Com o trabalho analítico ele vai se deparando com esses furos, ele os refaz na tiquê transferencial da repetição analítica, com os cortes sucessivos do discurso (analítico). E ao chegar ao final dessa elaboração, quando a perda do Outro gozador se impõe e a realidade psíquica fantasmática desmorona – o que tantas vezes é seguido pelo afeto melancólico característico da perda –, um último trabalho ainda resta a fazer: O da construção de um sinthoma.
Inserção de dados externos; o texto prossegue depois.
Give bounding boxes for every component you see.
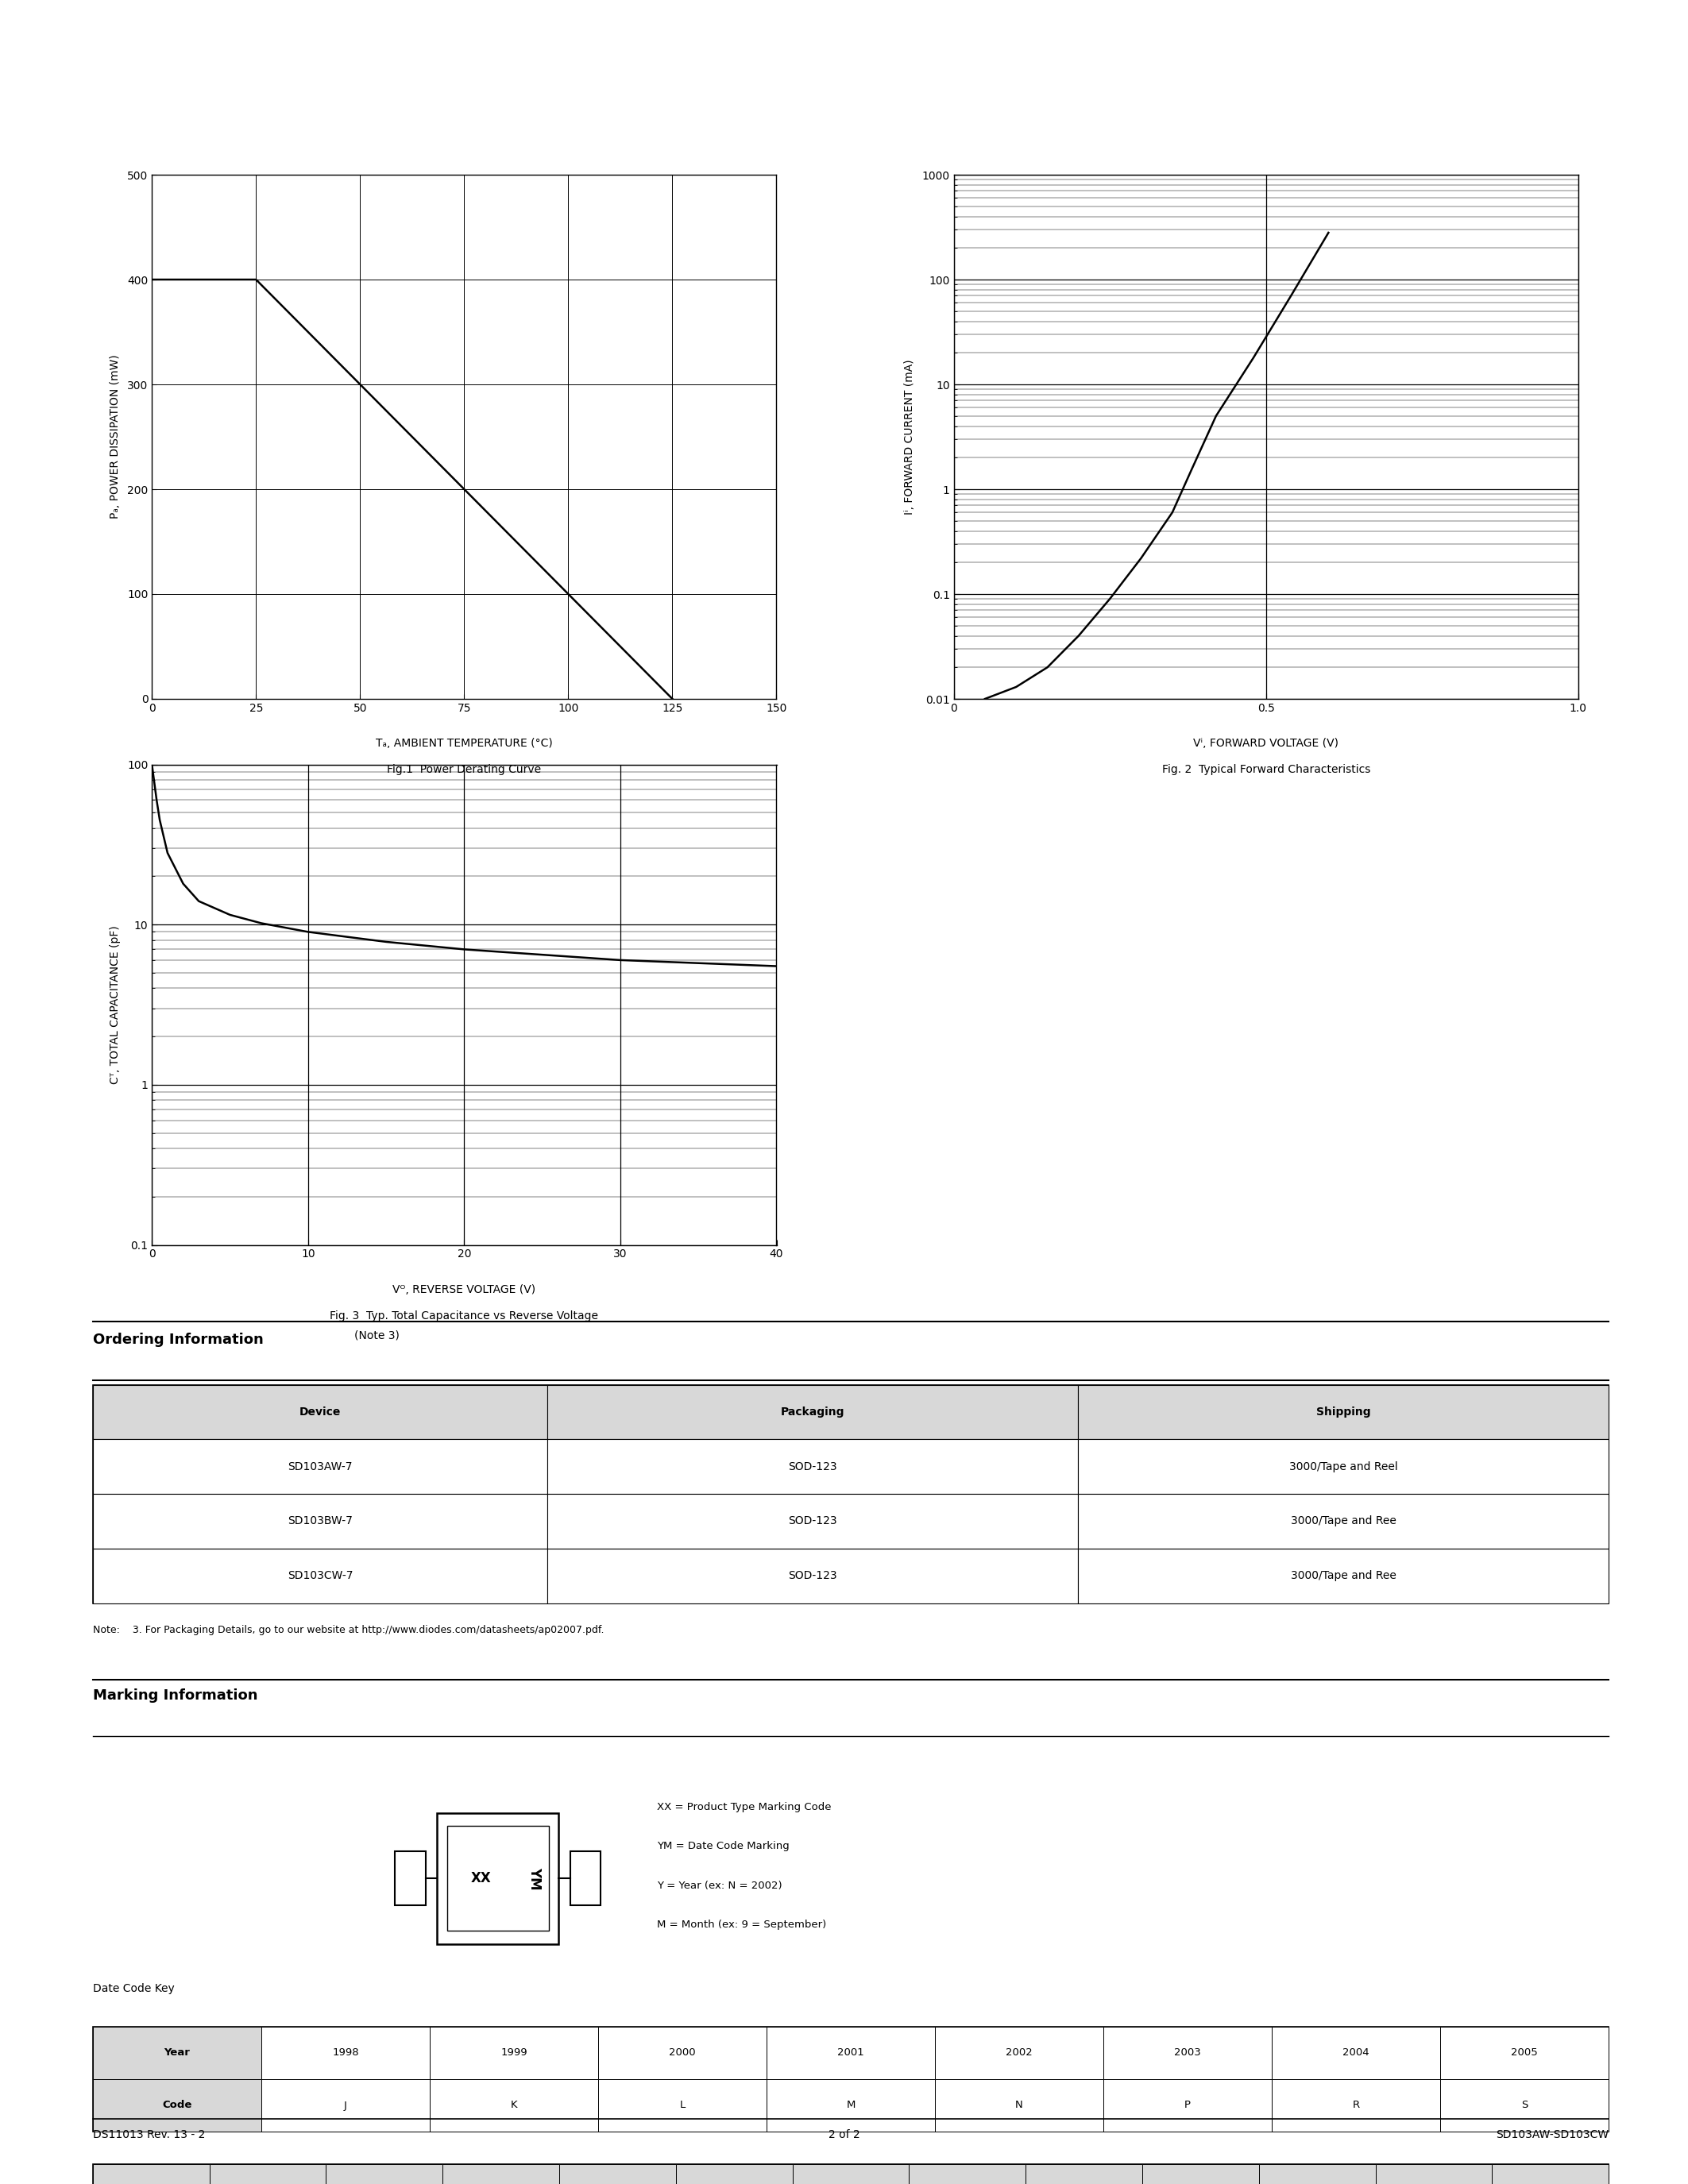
Text: Tₐ, AMBIENT TEMPERATURE (°C): Tₐ, AMBIENT TEMPERATURE (°C): [376, 738, 552, 749]
Text: 3000/Tape and Reel: 3000/Tape and Reel: [1290, 1461, 1398, 1472]
Text: Device: Device: [299, 1406, 341, 1417]
Y-axis label: Iⁱ, FORWARD CURRENT (mA): Iⁱ, FORWARD CURRENT (mA): [905, 358, 915, 515]
Text: Marking Information: Marking Information: [93, 1688, 258, 1704]
Text: Vⁱ, FORWARD VOLTAGE (V): Vⁱ, FORWARD VOLTAGE (V): [1193, 738, 1339, 749]
Text: SOD-123: SOD-123: [788, 1570, 837, 1581]
Text: 3000/Tape and Ree: 3000/Tape and Ree: [1291, 1570, 1396, 1581]
Text: Note:    3. For Packaging Details, go to our website at http://www.diodes.com/da: Note: 3. For Packaging Details, go to ou…: [93, 1625, 604, 1636]
Text: SOD-123: SOD-123: [788, 1461, 837, 1472]
Text: Vᴼ, REVERSE VOLTAGE (V): Vᴼ, REVERSE VOLTAGE (V): [393, 1284, 535, 1295]
Text: K: K: [510, 2101, 517, 2110]
Text: M = Month (ex: 9 = September): M = Month (ex: 9 = September): [657, 1920, 825, 1931]
Text: P: P: [1185, 2101, 1190, 2110]
Text: 2003: 2003: [1175, 2049, 1200, 2057]
Text: 2000: 2000: [668, 2049, 695, 2057]
Text: Year: Year: [164, 2049, 191, 2057]
Text: Y = Year (ex: N = 2002): Y = Year (ex: N = 2002): [657, 1880, 782, 1891]
Text: YM = Date Code Marking: YM = Date Code Marking: [657, 1841, 788, 1852]
Text: Date Code Key: Date Code Key: [93, 1983, 174, 1994]
Text: (Note 3): (Note 3): [354, 1330, 400, 1341]
Text: J: J: [344, 2101, 348, 2110]
Text: 1998: 1998: [333, 2049, 360, 2057]
Text: Fig.1  Power Derating Curve: Fig.1 Power Derating Curve: [387, 764, 542, 775]
Text: 3000/Tape and Ree: 3000/Tape and Ree: [1291, 1516, 1396, 1527]
Y-axis label: Pₐ, POWER DISSIPATION (mW): Pₐ, POWER DISSIPATION (mW): [110, 354, 120, 520]
Text: SD103AW-7: SD103AW-7: [289, 1461, 353, 1472]
Text: Ordering Information: Ordering Information: [93, 1332, 263, 1348]
Text: SD103AW-SD103CW: SD103AW-SD103CW: [1496, 2129, 1609, 2140]
Text: 1999: 1999: [501, 2049, 527, 2057]
Text: L: L: [680, 2101, 685, 2110]
Text: SD103BW-7: SD103BW-7: [287, 1516, 353, 1527]
Text: Packaging: Packaging: [782, 1406, 844, 1417]
Text: Code: Code: [162, 2101, 192, 2110]
Text: SD103CW-7: SD103CW-7: [287, 1570, 353, 1581]
Text: XX = Product Type Marking Code: XX = Product Type Marking Code: [657, 1802, 830, 1813]
Text: SOD-123: SOD-123: [788, 1516, 837, 1527]
Text: N: N: [1014, 2101, 1023, 2110]
Text: DS11013 Rev. 13 - 2: DS11013 Rev. 13 - 2: [93, 2129, 206, 2140]
Text: 2 of 2: 2 of 2: [829, 2129, 859, 2140]
Text: Shipping: Shipping: [1317, 1406, 1371, 1417]
Text: M: M: [846, 2101, 856, 2110]
Text: YM: YM: [528, 1867, 542, 1889]
Text: 2005: 2005: [1511, 2049, 1538, 2057]
Text: Fig. 3  Typ. Total Capacitance vs Reverse Voltage: Fig. 3 Typ. Total Capacitance vs Reverse…: [329, 1310, 599, 1321]
Text: 2004: 2004: [1342, 2049, 1369, 2057]
Text: 2002: 2002: [1006, 2049, 1033, 2057]
Text: S: S: [1521, 2101, 1528, 2110]
Text: XX: XX: [471, 1872, 491, 1885]
Y-axis label: Cᵀ, TOTAL CAPACITANCE (pF): Cᵀ, TOTAL CAPACITANCE (pF): [110, 926, 120, 1083]
Text: R: R: [1352, 2101, 1359, 2110]
Text: Fig. 2  Typical Forward Characteristics: Fig. 2 Typical Forward Characteristics: [1161, 764, 1371, 775]
Text: 2001: 2001: [837, 2049, 864, 2057]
Pois não somos seres de pura lógica, precisamos continuar a fazer com o real, com o simbólico e com o imaginário, precisamos continuar a nos apoiar em algo, já não mais um compromisso entre o que não se quer ver nem saber e o saber que não se sabe saber, mas um compromisso entre o resto que se é a partir da travessia da fantasia e o que se tem do legado que nos determina. A realidade psíquica que presentificava o gozo atribuído ao Outro pelo sujeito faz agora, no avesso do corte topológico que Lacan desenvolve no Insabido, o possível gozo do Outro pelo sujeito. Em vários depoimentos de AEs essa passagem se manifesta numa letra em lalangue, quando isso se capta numa análise. Eis o que reforça a possibilidade de, com o final da análise, transitarmos entre os quatro discursos, como sujeitos, objetos, referências significantes e semblantes, na aposta de um sentido [vetor] singular que atribuímos à orientação sinthomática de cada um. É a aposta nessa orientação que nos entusiasma e faz de nós trabalhadores decididos. Do quê? Do poder gozar do inconsciente, do saber de que, tolos, nos sustentamos.
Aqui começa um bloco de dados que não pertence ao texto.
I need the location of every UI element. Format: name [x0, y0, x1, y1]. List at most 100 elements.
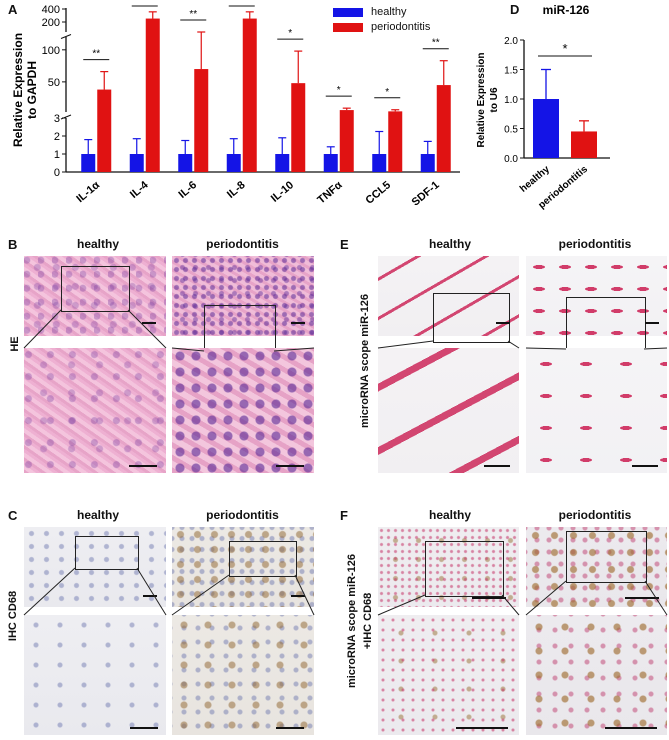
panel-label-b: B — [8, 237, 18, 252]
y-tick-label: 100 — [42, 45, 60, 57]
scale-bar — [130, 727, 158, 729]
roi-box — [433, 293, 510, 343]
scale-bar — [276, 465, 304, 467]
x-tick-label: SDF-1 — [410, 179, 442, 205]
bar-healthy — [81, 154, 96, 172]
bar-healthy — [372, 154, 387, 172]
scale-bar — [129, 465, 157, 467]
y-axis-label: to GAPDH — [25, 61, 39, 119]
x-tick-label: IL-1α — [74, 179, 102, 205]
scale-bar — [456, 727, 508, 729]
x-tick-label: TNFα — [315, 179, 344, 205]
legend-label-periodontitis: periodontitis — [371, 21, 431, 33]
y-tick-label: 0.0 — [504, 154, 518, 165]
panel-label-e: E — [340, 237, 349, 252]
header-c-healthy: healthy — [76, 508, 119, 522]
y-tick-label: 2 — [54, 131, 60, 143]
dual-healthy-zoom — [378, 615, 519, 735]
y-tick-label: 200 — [42, 17, 60, 29]
scale-bar — [496, 322, 510, 324]
y-axis-label: Relative Expression — [11, 33, 25, 147]
row-label-ihc: IHC CD68 — [7, 590, 19, 642]
x-tick-label: IL-4 — [128, 179, 151, 201]
header-f-healthy: healthy — [428, 508, 471, 522]
roi-box — [566, 531, 647, 583]
bar-healthy — [178, 154, 193, 172]
panel-label-a: A — [8, 2, 18, 17]
significance-label: * — [337, 85, 341, 96]
bar-periodontitis — [97, 89, 112, 172]
header-b-healthy: healthy — [76, 237, 119, 251]
bar-periodontitis — [571, 131, 597, 158]
scale-bar — [291, 322, 305, 324]
y-axis-label: Relative Expression — [476, 52, 487, 147]
axis-break — [60, 34, 72, 39]
significance-label: * — [288, 28, 292, 39]
roi-box — [566, 297, 646, 351]
header-e-healthy: healthy — [428, 237, 471, 251]
scale-bar — [484, 465, 510, 467]
roi-box — [425, 541, 504, 597]
bar-healthy — [226, 154, 241, 172]
chart-d: miR-126 0.0 0.5 1.0 1.5 2.0 Relative Expressio… — [476, 3, 610, 211]
x-tick-label: healthy — [518, 164, 552, 195]
bar-periodontitis — [291, 83, 306, 172]
legend-label-healthy: healthy — [371, 6, 407, 18]
y-tick-label: 2.0 — [504, 36, 518, 47]
panel-label-d: D — [510, 2, 520, 17]
significance-label: * — [385, 87, 389, 98]
scale-bar — [143, 595, 157, 597]
legend-swatch-healthy — [333, 7, 363, 17]
legend-swatch-periodontitis — [333, 22, 363, 32]
scale-bar — [472, 597, 506, 599]
scale-bar — [291, 595, 305, 597]
header-e-periodontitis: periodontitis — [558, 237, 632, 251]
significance-label: ** — [92, 49, 100, 60]
scale-bar — [625, 597, 659, 599]
legend-item-periodontitis: periodontitis — [333, 21, 430, 33]
significance-label: ** — [189, 9, 197, 20]
row-label-dual-2: +IHC CD68 — [362, 592, 374, 650]
y-tick-label: 0.5 — [504, 125, 518, 136]
bar-periodontitis — [388, 111, 403, 172]
dual-periodontitis-zoom — [526, 615, 667, 735]
scale-bar — [142, 322, 156, 324]
significance-label: ** — [238, 0, 246, 6]
bar-periodontitis — [339, 110, 354, 172]
y-tick-label: 3 — [54, 113, 60, 125]
bar-periodontitis — [242, 18, 257, 173]
y-tick-label: 1.5 — [504, 66, 518, 77]
bar-healthy — [129, 154, 144, 172]
y-tick-label: 0 — [54, 167, 60, 179]
y-tick-label: 1 — [54, 149, 60, 161]
header-f-periodontitis: periodontitis — [558, 508, 632, 522]
bar-healthy — [323, 154, 338, 172]
header-b-periodontitis: periodontitis — [206, 237, 279, 251]
panel-label-c: C — [8, 508, 18, 523]
y-tick-label: 400 — [42, 4, 60, 16]
x-tick-label: IL-6 — [176, 179, 199, 201]
x-tick-label: IL-8 — [225, 179, 248, 201]
bar-healthy — [275, 154, 290, 172]
y-tick-label: 1.0 — [504, 95, 518, 106]
x-tick-label: IL-10 — [269, 179, 296, 205]
bar-periodontitis — [436, 85, 451, 172]
dual-healthy-overview — [378, 527, 519, 607]
chart-a-legend: healthy periodontitis — [333, 6, 430, 33]
bar-healthy — [533, 99, 559, 158]
roi-box — [61, 266, 130, 312]
scale-bar — [605, 727, 657, 729]
mir-periodontitis-overview — [526, 256, 667, 336]
roi-box — [229, 541, 297, 577]
scale-bar — [276, 727, 304, 729]
scale-bar — [645, 322, 659, 324]
mir-periodontitis-zoom — [526, 348, 667, 473]
panel-label-f: F — [340, 508, 348, 523]
he-periodontitis-overview — [172, 256, 314, 336]
header-c-periodontitis: periodontitis — [206, 508, 279, 522]
legend-item-healthy: healthy — [333, 6, 430, 18]
scale-bar — [632, 465, 658, 467]
row-label-mir: microRNA scope miR-126 — [359, 293, 371, 429]
bar-healthy — [420, 154, 435, 172]
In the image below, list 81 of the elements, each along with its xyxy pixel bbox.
O que faz com que nos mantivemos, por tanto tempo, nessa elaboração, ou seja, em análise? Apenas uma coisa bastante simples: o analista é suposto não gozar do sujeito, aliás, como o Santo – para retomar Televisão. O Santo não goza do sujeito porque já goza com o Outro; o analista, porque ele não está lá como sujeito.
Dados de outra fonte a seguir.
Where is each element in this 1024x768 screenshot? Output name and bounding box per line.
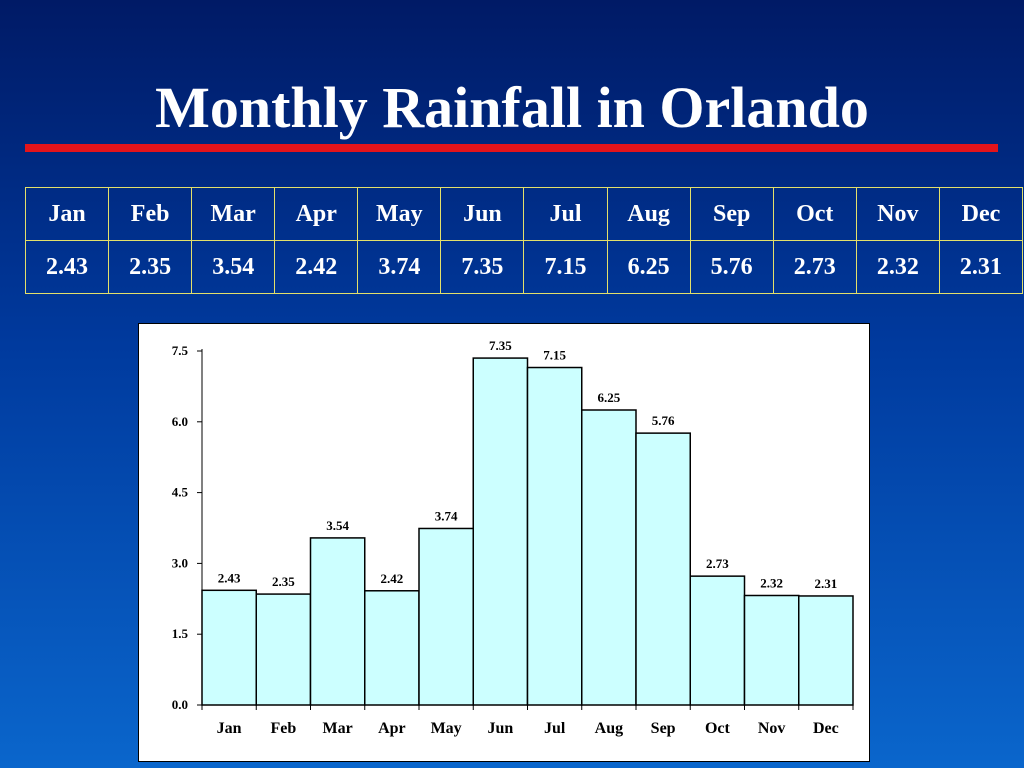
table-value-cell: 3.74: [357, 240, 442, 294]
x-tick-label: Jun: [487, 720, 513, 737]
bar-value-label: 2.31: [815, 576, 838, 591]
x-tick-label: Oct: [705, 720, 731, 737]
x-tick-label: Dec: [813, 720, 839, 737]
x-tick-label: Nov: [758, 720, 786, 737]
bar-value-label: 2.42: [381, 571, 404, 586]
y-tick-label: 6.0: [172, 414, 188, 429]
table-month-cell: Sep: [689, 187, 774, 241]
rainfall-table: Jan Feb Mar Apr May Jun Jul Aug Sep Oct …: [24, 187, 1024, 294]
bar: [255, 593, 312, 706]
table-value-cell: 2.42: [274, 240, 359, 294]
table-value-cell: 5.76: [689, 240, 774, 294]
table-month-cell: May: [357, 187, 442, 241]
table-value-cell: 6.25: [606, 240, 691, 294]
table-month-cell: Feb: [108, 187, 193, 241]
bar: [689, 575, 746, 706]
bar: [581, 409, 637, 706]
table-month-cell: Jul: [523, 187, 608, 241]
bar: [309, 537, 366, 706]
bar: [472, 357, 529, 706]
bar-value-label: 2.43: [218, 570, 241, 585]
y-tick-label: 7.5: [172, 343, 189, 358]
table-value-cell: 2.32: [855, 240, 940, 294]
bar: [201, 589, 257, 706]
bar-value-label: 3.74: [435, 508, 458, 523]
bar-value-label: 7.35: [489, 338, 512, 353]
table-value-cell: 2.35: [108, 240, 193, 294]
x-tick-label: May: [431, 720, 462, 737]
table-month-cell: Jun: [440, 187, 525, 241]
bar-value-label: 7.15: [543, 348, 566, 363]
chart-panel: 0.0 1.5 3.0 4.5 6.0 7.5 2.43 Jan 2.35 Feb 3.54 Mar 2…: [138, 323, 870, 762]
bar: [364, 590, 420, 706]
title-rule: [25, 144, 998, 152]
bar-value-label: 2.32: [760, 575, 783, 590]
table-month-cell: Aug: [606, 187, 691, 241]
table-month-cell: Oct: [772, 187, 857, 241]
table-value-cell: 2.43: [24, 240, 110, 294]
y-tick-label: 0.0: [172, 697, 188, 712]
bar-chart: 0.0 1.5 3.0 4.5 6.0 7.5 2.43 Jan 2.35 Feb 3.54 Mar 2…: [172, 338, 854, 737]
bar-value-label: 3.54: [326, 518, 349, 533]
x-tick-label: Aug: [595, 720, 623, 737]
x-tick-label: Jan: [217, 720, 242, 737]
bar: [526, 366, 583, 706]
y-tick-label: 1.5: [172, 626, 189, 641]
bar-value-label: 2.73: [706, 556, 729, 571]
bar-value-label: 5.76: [652, 413, 675, 428]
bar-value-label: 6.25: [598, 390, 621, 405]
y-tick-label: 3.0: [172, 555, 188, 570]
bar: [743, 594, 800, 706]
table-value-cell: 2.31: [938, 240, 1024, 294]
table-month-cell: Dec: [938, 187, 1024, 241]
bar-value-label: 2.35: [272, 574, 295, 589]
table-value-cell: 7.15: [523, 240, 608, 294]
table-value-cell: 7.35: [440, 240, 525, 294]
table-month-cell: Nov: [855, 187, 940, 241]
table-value-cell: 2.73: [772, 240, 857, 294]
y-tick-label: 4.5: [172, 485, 189, 500]
x-tick-label: Sep: [651, 720, 676, 737]
x-tick-label: Mar: [323, 720, 353, 737]
table-value-row: 2.43 2.35 3.54 2.42 3.74 7.35 7.15 6.25 …: [24, 240, 1024, 294]
bar: [635, 432, 691, 706]
table-value-cell: 3.54: [191, 240, 276, 294]
table-month-cell: Apr: [274, 187, 359, 241]
bar: [798, 595, 854, 706]
x-tick-label: Feb: [270, 720, 296, 737]
table-month-cell: Mar: [191, 187, 276, 241]
bar: [418, 527, 474, 706]
x-tick-label: Jul: [544, 720, 566, 737]
page-title: Monthly Rainfall in Orlando: [155, 75, 869, 140]
table-month-cell: Jan: [24, 187, 110, 241]
table-header-row: Jan Feb Mar Apr May Jun Jul Aug Sep Oct …: [24, 187, 1024, 241]
x-tick-label: Apr: [378, 720, 406, 737]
Eu levantaria a hipótese de que, quanto mais uma figura do Outro busca gozar do sujeito, tanto mais a realidade psíquica deste se enrijece, tanto mais crê no Outro, tanto mais colmata a castração dele. Não é a isso justamente que assistimos, boquiabertos, quando tantos crêem em promessas sem fundamentos, em falas extemporâneas, no alardeamento de práticas segregacionistas às vezes as mais criminosas, na justificativa do descaso para com os cidadãos em nome de uma garantia econômica que, em verdade, apenas depende do conjunto dos cidadãos! Promessas, falas, alardeamentos, justificativas do modo como Lacan já identificava aquelas do tirano: quanto aos desejos, voltem depois. Então por que ainda tantos sujeitos identificam essas figuras com seus Outros?